Within Brussels, the two Communities have their own institutions that act as "intermediary levels" of government and public service, sitting below the Community institutions, and above the municipal institutions:
- Flemish Community Commission (Vlaamse Gemeenschapscommissie, VGC) and its administration;
- French Community Commission (Commission communautaire française, COCOF) and its executive commission and its administration.
In addition to these two, a Common Community Commission exists which is the entity when the Brussels-Capital Region exercises community powers. In these cases, there are more requirements for the legislative process in order to safeguard the interests of both linguistic communities (de facto the Flemish community).

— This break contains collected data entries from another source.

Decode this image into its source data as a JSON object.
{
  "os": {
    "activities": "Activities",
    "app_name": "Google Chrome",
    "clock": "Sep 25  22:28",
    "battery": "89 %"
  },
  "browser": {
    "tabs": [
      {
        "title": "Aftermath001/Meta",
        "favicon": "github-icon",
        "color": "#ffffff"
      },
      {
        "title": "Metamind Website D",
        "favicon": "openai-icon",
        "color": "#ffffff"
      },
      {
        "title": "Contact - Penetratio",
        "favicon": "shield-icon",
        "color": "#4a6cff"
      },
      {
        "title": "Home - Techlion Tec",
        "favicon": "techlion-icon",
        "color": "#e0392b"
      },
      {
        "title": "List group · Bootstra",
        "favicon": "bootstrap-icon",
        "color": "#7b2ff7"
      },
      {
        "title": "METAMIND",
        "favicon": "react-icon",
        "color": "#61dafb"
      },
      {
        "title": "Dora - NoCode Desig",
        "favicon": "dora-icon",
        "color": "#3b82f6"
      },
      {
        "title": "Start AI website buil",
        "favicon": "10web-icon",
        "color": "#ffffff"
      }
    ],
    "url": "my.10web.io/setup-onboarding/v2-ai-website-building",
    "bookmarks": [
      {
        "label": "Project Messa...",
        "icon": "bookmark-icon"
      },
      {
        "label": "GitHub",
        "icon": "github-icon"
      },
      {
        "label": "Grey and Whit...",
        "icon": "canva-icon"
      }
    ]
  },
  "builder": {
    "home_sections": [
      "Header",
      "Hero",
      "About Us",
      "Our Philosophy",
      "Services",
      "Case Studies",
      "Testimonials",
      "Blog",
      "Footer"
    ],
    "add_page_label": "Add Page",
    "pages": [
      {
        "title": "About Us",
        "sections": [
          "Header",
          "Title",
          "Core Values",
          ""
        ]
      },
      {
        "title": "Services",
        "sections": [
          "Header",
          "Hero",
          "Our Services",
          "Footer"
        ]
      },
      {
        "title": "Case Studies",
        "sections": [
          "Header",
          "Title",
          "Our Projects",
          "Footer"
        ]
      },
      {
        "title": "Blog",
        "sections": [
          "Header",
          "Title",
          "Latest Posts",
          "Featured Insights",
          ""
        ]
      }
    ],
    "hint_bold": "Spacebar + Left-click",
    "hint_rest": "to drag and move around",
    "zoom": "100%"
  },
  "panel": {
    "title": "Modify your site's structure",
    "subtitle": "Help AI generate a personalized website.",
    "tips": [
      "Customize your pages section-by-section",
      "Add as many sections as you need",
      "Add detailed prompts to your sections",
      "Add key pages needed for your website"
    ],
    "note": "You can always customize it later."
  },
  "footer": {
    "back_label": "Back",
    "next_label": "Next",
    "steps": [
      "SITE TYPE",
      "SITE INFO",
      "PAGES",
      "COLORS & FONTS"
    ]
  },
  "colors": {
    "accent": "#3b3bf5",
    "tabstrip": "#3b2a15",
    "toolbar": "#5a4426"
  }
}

Since the splitting of the Province of Brabant in 1995 (into Flemish Brabant and Walloon Brabant), the Brussels Region does not belong to any of the provinces. Within the Region, most of the provincial competencies are assumed by the Brussels regional institutions and community commissions. Additionally, there is a governor of Brussels-Capital, analogously to provinces.

=== Walloon Region ===

The Walloon Region or Wallonia (Région Wallonne or Wallonie) occupies the southern part of Belgium. It has a surface area of 16901 km2, or 55.1% of Belgium, and is also divided into 5 provinces which contain a total of 262 municipalities. Its capital is Namur.

The official languages are French and, only in the nine eastern municipalities that form the German-speaking Community near the German border, German. Dutch however, may be used for administrative purposes in the four municipalities with language facilities at the border with Flanders, and German in two such municipalities near the German-speaking Community.

The Walloon Region contains five provinces: Hainaut, Walloon Brabant, Namur, Liège and Luxembourg.